For j from 1 to n, let p[j] be the profit of item j and let w[j] be the weight. For j from 0 to n and W from 0 up to the weight limit, let opt[j][W] be the maximum total profit choosing items from 1..j of total weight not greater than W. In computing opt, we have the recurrence

opt[j][W] = max(p[j] + opt[j - 1][W - w[j]],   opt[j - 1][W])    if j > 0 and W ≥ 0,
                ^^^^^^^^^^^^^^^^^^^^^^^^^^^    ^^^^^^^^^^^^^
                       item j chosen         item j not chosen
            0                                                    if j = 0 and W ≥ 0,
            -infinity (i.e., infeasible)                         if W < 0.

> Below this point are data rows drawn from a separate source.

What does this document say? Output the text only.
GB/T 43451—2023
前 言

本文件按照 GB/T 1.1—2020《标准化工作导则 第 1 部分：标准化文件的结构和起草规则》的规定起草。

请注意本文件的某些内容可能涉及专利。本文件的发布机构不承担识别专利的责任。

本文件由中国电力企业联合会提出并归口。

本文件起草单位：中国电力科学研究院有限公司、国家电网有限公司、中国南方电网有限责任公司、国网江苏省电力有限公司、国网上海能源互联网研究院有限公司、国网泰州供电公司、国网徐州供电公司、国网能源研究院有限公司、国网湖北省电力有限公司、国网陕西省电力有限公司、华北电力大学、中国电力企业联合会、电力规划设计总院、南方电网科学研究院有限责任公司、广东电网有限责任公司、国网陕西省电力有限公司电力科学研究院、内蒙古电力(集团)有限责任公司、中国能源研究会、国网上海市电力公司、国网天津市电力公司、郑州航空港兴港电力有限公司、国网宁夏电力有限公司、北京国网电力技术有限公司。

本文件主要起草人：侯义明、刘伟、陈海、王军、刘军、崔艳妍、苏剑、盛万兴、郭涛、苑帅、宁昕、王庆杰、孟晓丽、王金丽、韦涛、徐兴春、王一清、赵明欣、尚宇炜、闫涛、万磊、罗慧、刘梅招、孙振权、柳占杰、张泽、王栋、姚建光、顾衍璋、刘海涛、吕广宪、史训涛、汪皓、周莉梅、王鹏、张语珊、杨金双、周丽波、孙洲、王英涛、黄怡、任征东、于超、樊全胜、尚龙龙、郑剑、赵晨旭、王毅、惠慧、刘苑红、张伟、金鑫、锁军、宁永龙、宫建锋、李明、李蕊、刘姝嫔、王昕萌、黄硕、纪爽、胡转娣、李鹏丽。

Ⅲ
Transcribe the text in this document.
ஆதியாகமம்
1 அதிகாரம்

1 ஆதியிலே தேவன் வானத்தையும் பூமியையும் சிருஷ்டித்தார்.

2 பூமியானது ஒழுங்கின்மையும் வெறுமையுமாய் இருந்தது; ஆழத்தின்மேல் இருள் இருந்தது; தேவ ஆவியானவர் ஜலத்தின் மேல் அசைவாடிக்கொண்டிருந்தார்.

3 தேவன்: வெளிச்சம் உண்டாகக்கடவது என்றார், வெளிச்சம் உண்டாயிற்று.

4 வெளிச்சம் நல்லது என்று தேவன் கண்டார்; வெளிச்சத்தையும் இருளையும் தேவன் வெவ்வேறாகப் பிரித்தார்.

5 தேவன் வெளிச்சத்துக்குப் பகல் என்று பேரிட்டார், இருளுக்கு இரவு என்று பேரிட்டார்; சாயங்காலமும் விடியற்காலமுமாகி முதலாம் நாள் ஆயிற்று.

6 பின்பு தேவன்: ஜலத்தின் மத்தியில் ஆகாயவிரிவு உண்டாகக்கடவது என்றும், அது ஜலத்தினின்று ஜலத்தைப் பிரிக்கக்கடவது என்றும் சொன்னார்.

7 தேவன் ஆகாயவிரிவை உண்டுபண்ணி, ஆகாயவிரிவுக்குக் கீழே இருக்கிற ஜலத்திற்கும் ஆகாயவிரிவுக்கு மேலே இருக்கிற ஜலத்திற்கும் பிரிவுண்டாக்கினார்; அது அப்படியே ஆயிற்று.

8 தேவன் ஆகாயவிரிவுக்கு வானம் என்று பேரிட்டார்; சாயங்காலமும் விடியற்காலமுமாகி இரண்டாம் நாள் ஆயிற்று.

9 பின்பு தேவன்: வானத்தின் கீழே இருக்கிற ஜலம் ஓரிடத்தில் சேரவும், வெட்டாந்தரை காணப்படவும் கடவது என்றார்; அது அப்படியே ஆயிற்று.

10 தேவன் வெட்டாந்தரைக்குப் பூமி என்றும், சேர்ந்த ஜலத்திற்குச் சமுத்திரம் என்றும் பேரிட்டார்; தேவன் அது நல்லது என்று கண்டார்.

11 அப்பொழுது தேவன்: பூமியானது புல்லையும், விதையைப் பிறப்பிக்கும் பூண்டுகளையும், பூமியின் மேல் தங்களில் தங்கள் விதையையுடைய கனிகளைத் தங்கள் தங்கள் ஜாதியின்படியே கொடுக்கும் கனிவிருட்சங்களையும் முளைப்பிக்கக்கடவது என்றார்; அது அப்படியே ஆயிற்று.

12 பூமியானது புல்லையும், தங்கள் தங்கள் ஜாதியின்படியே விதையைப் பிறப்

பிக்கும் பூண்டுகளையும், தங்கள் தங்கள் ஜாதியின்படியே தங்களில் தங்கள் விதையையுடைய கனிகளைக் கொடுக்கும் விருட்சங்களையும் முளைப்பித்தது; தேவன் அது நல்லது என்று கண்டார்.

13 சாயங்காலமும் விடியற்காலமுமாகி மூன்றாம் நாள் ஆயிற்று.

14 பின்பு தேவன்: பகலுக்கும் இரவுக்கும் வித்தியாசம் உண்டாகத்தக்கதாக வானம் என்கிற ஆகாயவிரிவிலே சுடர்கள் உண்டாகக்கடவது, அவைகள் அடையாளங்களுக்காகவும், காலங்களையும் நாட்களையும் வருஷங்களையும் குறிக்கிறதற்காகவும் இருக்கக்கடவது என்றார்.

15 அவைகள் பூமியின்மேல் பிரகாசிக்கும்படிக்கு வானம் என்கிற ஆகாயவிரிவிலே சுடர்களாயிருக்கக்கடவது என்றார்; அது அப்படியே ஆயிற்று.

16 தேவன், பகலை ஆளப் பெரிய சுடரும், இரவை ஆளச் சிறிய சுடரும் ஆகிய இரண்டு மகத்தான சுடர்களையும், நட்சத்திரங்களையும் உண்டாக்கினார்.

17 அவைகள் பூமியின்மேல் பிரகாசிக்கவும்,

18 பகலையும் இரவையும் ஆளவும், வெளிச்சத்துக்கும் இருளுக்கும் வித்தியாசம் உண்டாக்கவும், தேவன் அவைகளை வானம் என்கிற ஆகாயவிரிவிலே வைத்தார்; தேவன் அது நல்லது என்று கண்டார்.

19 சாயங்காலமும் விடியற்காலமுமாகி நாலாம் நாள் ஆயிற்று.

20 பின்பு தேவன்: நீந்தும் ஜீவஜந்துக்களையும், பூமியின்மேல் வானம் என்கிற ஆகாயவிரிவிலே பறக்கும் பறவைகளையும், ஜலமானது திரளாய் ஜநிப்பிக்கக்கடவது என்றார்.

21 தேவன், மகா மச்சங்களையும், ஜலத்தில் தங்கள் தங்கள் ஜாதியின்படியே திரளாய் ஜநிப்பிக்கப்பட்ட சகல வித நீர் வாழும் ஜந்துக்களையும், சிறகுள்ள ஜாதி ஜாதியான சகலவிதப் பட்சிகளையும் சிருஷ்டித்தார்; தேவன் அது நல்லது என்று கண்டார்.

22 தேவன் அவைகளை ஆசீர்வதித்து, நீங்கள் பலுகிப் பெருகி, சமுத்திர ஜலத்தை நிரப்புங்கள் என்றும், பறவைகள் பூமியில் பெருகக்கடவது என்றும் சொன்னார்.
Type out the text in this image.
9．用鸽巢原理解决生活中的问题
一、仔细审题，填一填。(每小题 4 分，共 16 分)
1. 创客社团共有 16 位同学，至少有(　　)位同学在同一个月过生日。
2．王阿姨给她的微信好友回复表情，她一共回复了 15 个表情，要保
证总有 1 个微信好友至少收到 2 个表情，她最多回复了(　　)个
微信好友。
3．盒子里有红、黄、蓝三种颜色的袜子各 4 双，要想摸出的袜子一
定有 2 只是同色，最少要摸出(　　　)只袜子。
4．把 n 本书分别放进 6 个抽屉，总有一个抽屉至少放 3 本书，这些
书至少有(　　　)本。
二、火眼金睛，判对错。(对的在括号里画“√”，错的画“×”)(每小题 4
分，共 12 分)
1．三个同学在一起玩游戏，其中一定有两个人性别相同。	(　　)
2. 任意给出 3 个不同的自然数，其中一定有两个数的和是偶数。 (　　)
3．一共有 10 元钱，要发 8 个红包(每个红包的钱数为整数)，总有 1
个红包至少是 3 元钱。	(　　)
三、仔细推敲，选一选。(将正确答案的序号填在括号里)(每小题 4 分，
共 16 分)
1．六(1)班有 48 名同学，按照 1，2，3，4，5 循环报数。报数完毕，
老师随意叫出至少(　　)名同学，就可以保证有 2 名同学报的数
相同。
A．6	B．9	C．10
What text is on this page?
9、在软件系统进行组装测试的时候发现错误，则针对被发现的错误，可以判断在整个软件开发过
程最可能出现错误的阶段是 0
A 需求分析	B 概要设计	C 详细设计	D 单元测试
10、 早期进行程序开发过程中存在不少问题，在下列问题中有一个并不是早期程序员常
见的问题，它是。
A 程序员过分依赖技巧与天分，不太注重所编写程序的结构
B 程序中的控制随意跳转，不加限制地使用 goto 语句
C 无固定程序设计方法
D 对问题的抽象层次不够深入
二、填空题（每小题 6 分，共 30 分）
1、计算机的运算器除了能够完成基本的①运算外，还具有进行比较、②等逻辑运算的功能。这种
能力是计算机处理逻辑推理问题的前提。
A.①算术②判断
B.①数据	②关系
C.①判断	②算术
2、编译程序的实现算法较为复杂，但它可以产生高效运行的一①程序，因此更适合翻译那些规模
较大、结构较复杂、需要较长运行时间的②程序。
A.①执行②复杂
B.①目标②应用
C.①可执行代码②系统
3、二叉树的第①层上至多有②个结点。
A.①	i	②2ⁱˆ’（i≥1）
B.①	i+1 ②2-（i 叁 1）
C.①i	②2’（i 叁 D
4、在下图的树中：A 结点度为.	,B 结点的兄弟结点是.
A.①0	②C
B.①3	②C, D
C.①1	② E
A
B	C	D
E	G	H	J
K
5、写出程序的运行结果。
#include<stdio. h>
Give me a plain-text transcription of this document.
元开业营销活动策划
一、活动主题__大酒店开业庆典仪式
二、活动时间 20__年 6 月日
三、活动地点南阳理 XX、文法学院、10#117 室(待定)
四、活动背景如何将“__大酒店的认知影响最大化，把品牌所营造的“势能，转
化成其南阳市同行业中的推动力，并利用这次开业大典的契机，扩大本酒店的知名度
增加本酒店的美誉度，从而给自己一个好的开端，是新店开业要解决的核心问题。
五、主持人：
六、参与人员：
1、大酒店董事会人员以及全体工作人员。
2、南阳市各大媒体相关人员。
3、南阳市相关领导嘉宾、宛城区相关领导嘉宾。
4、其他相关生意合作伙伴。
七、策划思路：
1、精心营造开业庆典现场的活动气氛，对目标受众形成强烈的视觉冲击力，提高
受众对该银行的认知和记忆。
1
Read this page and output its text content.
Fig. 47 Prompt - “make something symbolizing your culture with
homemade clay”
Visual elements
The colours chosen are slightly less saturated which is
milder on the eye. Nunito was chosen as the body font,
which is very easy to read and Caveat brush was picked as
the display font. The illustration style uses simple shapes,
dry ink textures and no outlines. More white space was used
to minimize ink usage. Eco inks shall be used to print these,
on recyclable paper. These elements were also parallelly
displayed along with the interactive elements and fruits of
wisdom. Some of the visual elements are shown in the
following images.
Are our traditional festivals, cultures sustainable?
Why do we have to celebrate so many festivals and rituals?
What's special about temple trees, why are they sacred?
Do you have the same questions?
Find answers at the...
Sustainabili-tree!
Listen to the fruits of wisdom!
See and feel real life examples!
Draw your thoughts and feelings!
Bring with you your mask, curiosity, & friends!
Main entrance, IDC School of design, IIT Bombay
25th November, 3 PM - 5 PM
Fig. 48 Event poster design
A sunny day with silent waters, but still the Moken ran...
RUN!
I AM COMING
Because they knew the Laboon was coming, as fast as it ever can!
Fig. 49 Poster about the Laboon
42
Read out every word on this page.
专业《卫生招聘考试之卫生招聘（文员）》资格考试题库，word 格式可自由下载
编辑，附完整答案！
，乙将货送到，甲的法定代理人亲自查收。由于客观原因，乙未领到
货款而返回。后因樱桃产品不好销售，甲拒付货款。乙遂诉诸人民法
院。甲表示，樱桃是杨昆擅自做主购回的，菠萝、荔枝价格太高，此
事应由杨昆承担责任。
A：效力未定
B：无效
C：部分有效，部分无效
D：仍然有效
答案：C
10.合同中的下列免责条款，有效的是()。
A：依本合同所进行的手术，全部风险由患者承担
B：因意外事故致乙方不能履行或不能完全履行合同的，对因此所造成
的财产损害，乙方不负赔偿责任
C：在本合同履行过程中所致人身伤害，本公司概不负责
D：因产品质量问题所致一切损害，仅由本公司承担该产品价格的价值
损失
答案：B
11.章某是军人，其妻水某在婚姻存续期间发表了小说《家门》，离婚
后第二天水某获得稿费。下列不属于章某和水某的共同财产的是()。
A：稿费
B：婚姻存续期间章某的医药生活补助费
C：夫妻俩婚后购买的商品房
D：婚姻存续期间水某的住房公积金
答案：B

To enumerate all optimal solution, we work recursively and depth-first. Given j and W, if this is a base case, then yield the current set of chosen items (if W ≥ 0) or nothing at all (if W < 0). Otherwise, compare opt[j][W] with both arguments of the max. If it's equal to the first argument, then yield all solutions for j - 1 and W - w[j] with item j added to the set of chosen items. If opt[j][W] is equal to the second argument, then yield all solutions for j - 1 and W. We can yield multiple solutions because both arguments may be equal.